К сожалению, его душевный покой то и дело нарушают мысли о будущей миссис Синькиной. Чем сильнее он по ней скучает, тем больше ему кажется, что их идиллии пришел конец. Объяснить это интуитивное ощущение он не может. В целом его устраивает все, что касается Черни и самого задания, но стоит ему задуматься о будущей миссис Синькиной, как его охватывает паника. В один момент от былого спокойствия не остается и следа. Ощущение такое, будто он проваливается в бездонную черную яму, из которой уже не выбраться. Каждый день он говорит себе: сними трубку, позвони, ее голос развеет мрачные предчувствия. Но время идет, а воз и ныне там, и это тоже предмет для беспокойства. Когда с ним такое было? Он не может сделать того, что ему самому хочется! Со мной что-то происходит, констатирует он. Я на себя не похож. Это рассуждение его немного успокаивает, по крайней мере поначалу, чтобы затем еще больше напрячь. По ночам, лежа на спине с открытыми глазами, он мысленно, снизу вверх, реконструирует по частям будущую миссис Синькину: ступни и щиколотки, коленки и ляжки, живот и грудь – и, счастливо поблуждав по этим шелковистым лугам, снова спускается к ягодицам, взбирается по спине и, изогнувшись, к округлому улыбающемуся лицу. Чем она сейчас занимается? – спрашивает он себя. И что она думает обо всей этой ситуации?
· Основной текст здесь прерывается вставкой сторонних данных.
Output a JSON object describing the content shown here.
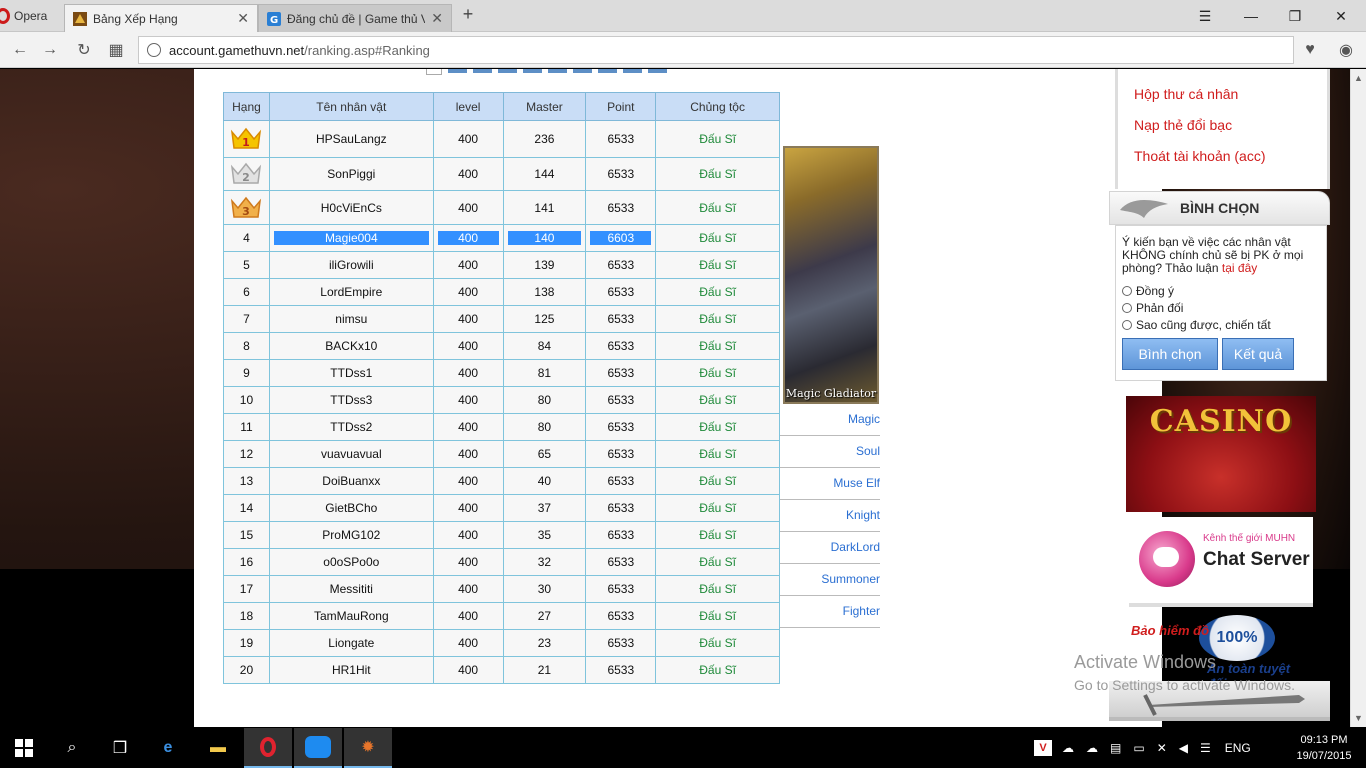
{
  "browser": {
    "menu_label": "Opera",
    "tabs": [
      {
        "title": "Bảng Xếp Hạng",
        "active": true
      },
      {
        "title": "Đăng chủ đề | Game thủ V",
        "active": false
      }
    ],
    "address": {
      "host": "account.gamethuvn.net",
      "path": "/ranking.asp#Ranking"
    }
  },
  "ranking": {
    "headers": [
      "Hạng",
      "Tên nhân vật",
      "level",
      "Master",
      "Point",
      "Chủng tộc"
    ],
    "rows": [
      {
        "rank": "1",
        "name": "HPSauLangz",
        "level": "400",
        "master": "236",
        "point": "6533",
        "race": "Đấu Sĩ"
      },
      {
        "rank": "2",
        "name": "SonPiggi",
        "level": "400",
        "master": "144",
        "point": "6533",
        "race": "Đấu Sĩ"
      },
      {
        "rank": "3",
        "name": "H0cViEnCs",
        "level": "400",
        "master": "141",
        "point": "6533",
        "race": "Đấu Sĩ"
      },
      {
        "rank": "4",
        "name": "Magie004",
        "level": "400",
        "master": "140",
        "point": "6603",
        "race": "Đấu Sĩ"
      },
      {
        "rank": "5",
        "name": "iliGrowili",
        "level": "400",
        "master": "139",
        "point": "6533",
        "race": "Đấu Sĩ"
      },
      {
        "rank": "6",
        "name": "LordEmpire",
        "level": "400",
        "master": "138",
        "point": "6533",
        "race": "Đấu Sĩ"
      },
      {
        "rank": "7",
        "name": "nimsu",
        "level": "400",
        "master": "125",
        "point": "6533",
        "race": "Đấu Sĩ"
      },
      {
        "rank": "8",
        "name": "BACKx10",
        "level": "400",
        "master": "84",
        "point": "6533",
        "race": "Đấu Sĩ"
      },
      {
        "rank": "9",
        "name": "TTDss1",
        "level": "400",
        "master": "81",
        "point": "6533",
        "race": "Đấu Sĩ"
      },
      {
        "rank": "10",
        "name": "TTDss3",
        "level": "400",
        "master": "80",
        "point": "6533",
        "race": "Đấu Sĩ"
      },
      {
        "rank": "11",
        "name": "TTDss2",
        "level": "400",
        "master": "80",
        "point": "6533",
        "race": "Đấu Sĩ"
      },
      {
        "rank": "12",
        "name": "vuavuavual",
        "level": "400",
        "master": "65",
        "point": "6533",
        "race": "Đấu Sĩ"
      },
      {
        "rank": "13",
        "name": "DoiBuanxx",
        "level": "400",
        "master": "40",
        "point": "6533",
        "race": "Đấu Sĩ"
      },
      {
        "rank": "14",
        "name": "GietBCho",
        "level": "400",
        "master": "37",
        "point": "6533",
        "race": "Đấu Sĩ"
      },
      {
        "rank": "15",
        "name": "ProMG102",
        "level": "400",
        "master": "35",
        "point": "6533",
        "race": "Đấu Sĩ"
      },
      {
        "rank": "16",
        "name": "o0oSPo0o",
        "level": "400",
        "master": "32",
        "point": "6533",
        "race": "Đấu Sĩ"
      },
      {
        "rank": "17",
        "name": "Messititi",
        "level": "400",
        "master": "30",
        "point": "6533",
        "race": "Đấu Sĩ"
      },
      {
        "rank": "18",
        "name": "TamMauRong",
        "level": "400",
        "master": "27",
        "point": "6533",
        "race": "Đấu Sĩ"
      },
      {
        "rank": "19",
        "name": "Liongate",
        "level": "400",
        "master": "23",
        "point": "6533",
        "race": "Đấu Sĩ"
      },
      {
        "rank": "20",
        "name": "HR1Hit",
        "level": "400",
        "master": "21",
        "point": "6533",
        "race": "Đấu Sĩ"
      }
    ]
  },
  "character": {
    "caption": "Magic Gladiator"
  },
  "classes": [
    "Magic",
    "Soul",
    "Muse Elf",
    "Knight",
    "DarkLord",
    "Summoner",
    "Fighter"
  ],
  "account_menu": [
    "Hộp thư cá nhân",
    "Nạp thẻ đổi bạc",
    "Thoát tài khoản (acc)"
  ],
  "poll": {
    "title": "BÌNH CHỌN",
    "question": "Ý kiến bạn về việc các nhân vật KHÔNG chính chủ sẽ bị PK ở mọi phòng? Thảo luận",
    "question_link": "tại đây",
    "options": [
      "Đồng ý",
      "Phản đối",
      "Sao cũng được, chiến tất"
    ],
    "vote_label": "Bình chọn",
    "result_label": "Kết quả"
  },
  "banners": {
    "casino": "CASINO",
    "chat_small": "Kênh thế giới MUHN",
    "chat_title": "Chat Server",
    "insure_top": "Bảo hiểm đồ",
    "insure_seal": "100%",
    "insure_bottom": "An toàn tuyệt đối"
  },
  "watermark": {
    "line1": "Activate Windows",
    "line2": "Go to Settings to activate Windows."
  },
  "taskbar": {
    "language": "ENG",
    "time": "09:13 PM",
    "date": "19/07/2015"
  },
  "colors": {
    "accent_blue": "#3390ff",
    "link_red": "#d01d1d",
    "race_green": "#1f8a3a"
  }
}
Ответа нет. Если в случае с Черни он, гораздый на выдумки, умело подгоняет их под имеющиеся факты, то применительно к будущей миссис Синькиной все запутанно и неопределенно. Пришло время первого отчета. Синькин по этой части дока, и сочинить такую бумагу для него не проблема. Его принципы: держаться фактов; описывать события так, чтобы никто не усомнился в точности описания; ничего лишнего, только суть дела. Слова для него прозрачны, такие большие окна в окружающий мир. Иногда на стекле появляется мутное пятно, но стоит его протереть, подыскать нужное слово, и стекло обретает свой первозданный вид. Опираясь на записи в тетради, чтобы освежить в памяти детали и выделить то или иное наблюдение, он рисует связную картину: главное расцвечивает, второстепенное опускает. Во всех отчетах, которые ему доводилось до сих пор писать, на первом плане всегда было действие. Например: «Объект проследовал от площади Колумба до Карнеги-Холла». Никаких ссылок на погоду или транспортную ситуацию, никаких попыток проникнуть в ход мыслей подопечного. Отчет ограничивается известными и проверяемыми фактами и за эти пределы не выходит.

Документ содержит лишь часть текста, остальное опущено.